There is unprecedented diversity in the workforce; there is also a gap between the values at one end of the spectrum and those at the other. Traditionalists live to work; younger employees work to live. These workers expect to be happy at work. Their grandparents or great-grandparents would have found this an absurd requirement; employment was a privilege. Traditionalists needed the job; today, the workforce needs Gen Y. Keeping them happy is not just nice; it’s a must for attracting and retaining top talent.
A study published in the Harvard Business Review found that “Happy employees produce more than unhappy ones over the long term. They routinely show up at work, they’re less likely to quit, they go above and beyond the call of duty, and they attract people who are just as committed to the job. Moreover, they’re not sprinters; they’re more like marathon runners, in it for the long haul.”
How do you create happy though?
Create a team-oriented approach. One factor that can increase happiness is having a cohesive, functional team. The “new” workforce is socially-oriented and works best in collaborative situations. Creating opportunities for this support and feedback is essential. In addition, social support at work helps employees see stress as a challenge, not a threat.
Give recognition. “Good work, everyone!” That’s not going to cut it. One of the top reasons why employees leave jobs is the lack of recognition. It must be targeted and specific and earned. Instead of a blanket, “Good job,” a manager has to identify the person, the task and the outcome.
Provide challenge. Not only is it beneficial to the organization to continually develop talent, it benefits the employee (and thus the organization again!). Lack of challenge is another factor in employee loss; challenge creates a sense of vitality, and this boosts productivity, energy, and happiness.

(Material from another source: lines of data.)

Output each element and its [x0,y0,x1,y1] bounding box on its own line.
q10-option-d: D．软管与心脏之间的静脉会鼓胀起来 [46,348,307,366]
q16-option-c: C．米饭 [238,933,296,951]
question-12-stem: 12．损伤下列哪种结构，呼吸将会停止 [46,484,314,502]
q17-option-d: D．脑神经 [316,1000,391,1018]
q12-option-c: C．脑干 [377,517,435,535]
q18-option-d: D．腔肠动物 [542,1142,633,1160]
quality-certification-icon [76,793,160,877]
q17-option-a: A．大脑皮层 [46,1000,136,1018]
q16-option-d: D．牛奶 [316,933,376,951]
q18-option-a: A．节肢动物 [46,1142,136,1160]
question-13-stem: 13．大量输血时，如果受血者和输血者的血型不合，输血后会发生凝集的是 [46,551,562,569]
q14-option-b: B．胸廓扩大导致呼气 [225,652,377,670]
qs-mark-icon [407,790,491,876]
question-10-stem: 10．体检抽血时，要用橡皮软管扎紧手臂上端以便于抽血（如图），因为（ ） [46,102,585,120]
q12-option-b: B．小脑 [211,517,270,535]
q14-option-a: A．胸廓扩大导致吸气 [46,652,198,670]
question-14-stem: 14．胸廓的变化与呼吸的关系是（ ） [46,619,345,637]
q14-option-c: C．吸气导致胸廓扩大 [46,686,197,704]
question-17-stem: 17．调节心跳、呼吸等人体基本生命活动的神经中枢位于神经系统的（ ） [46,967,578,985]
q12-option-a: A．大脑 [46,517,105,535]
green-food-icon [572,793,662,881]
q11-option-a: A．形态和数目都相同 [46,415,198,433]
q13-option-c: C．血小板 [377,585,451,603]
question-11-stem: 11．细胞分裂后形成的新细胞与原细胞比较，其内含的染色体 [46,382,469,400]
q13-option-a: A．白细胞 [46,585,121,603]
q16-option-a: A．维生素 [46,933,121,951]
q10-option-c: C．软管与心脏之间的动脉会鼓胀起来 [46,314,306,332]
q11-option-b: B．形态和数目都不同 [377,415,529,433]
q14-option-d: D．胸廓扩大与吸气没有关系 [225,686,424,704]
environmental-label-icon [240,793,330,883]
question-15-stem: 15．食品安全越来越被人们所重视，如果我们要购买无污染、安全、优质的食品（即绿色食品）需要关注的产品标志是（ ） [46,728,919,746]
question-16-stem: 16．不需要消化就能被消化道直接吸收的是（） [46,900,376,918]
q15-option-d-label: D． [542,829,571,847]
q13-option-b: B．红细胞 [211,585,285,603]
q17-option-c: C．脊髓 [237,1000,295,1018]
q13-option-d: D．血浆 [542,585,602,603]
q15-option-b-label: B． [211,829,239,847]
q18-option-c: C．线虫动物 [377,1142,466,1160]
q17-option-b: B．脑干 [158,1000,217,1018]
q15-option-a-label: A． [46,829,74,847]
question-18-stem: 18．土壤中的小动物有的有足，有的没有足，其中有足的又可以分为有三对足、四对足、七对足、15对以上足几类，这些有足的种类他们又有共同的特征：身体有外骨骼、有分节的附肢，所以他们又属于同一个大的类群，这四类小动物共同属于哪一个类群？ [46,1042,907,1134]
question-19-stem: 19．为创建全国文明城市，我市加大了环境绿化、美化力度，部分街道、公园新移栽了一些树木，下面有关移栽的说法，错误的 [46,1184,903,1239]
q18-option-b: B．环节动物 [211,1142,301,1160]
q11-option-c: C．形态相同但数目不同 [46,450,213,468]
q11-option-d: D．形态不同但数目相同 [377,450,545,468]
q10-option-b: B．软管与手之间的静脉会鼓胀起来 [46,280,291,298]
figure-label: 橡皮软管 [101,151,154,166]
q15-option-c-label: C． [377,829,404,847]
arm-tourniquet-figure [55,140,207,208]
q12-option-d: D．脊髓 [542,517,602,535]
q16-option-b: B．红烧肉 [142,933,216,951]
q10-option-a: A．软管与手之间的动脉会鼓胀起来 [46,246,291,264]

Allow for development. Even when the economy is soft, it is important to invest in employee happiness so you retain and recruit talent. The chance to develop is crucial for Gen X and Y employees, who are committed to life-long learning. They do not want to be in the same job or position in 30 years; they want to advance.
Gen X and Gen Y employees want a long-term relationship with an organization – but only if that organization is going to put the effort into the relationship. We hear a lot about motivation, but its happiness we need to focus on. People are either motivated to pursue a course of action, or they are not. What businesses can do, though, is provide the stimulus, support, and feedback necessary for motivated employees to be happy employees.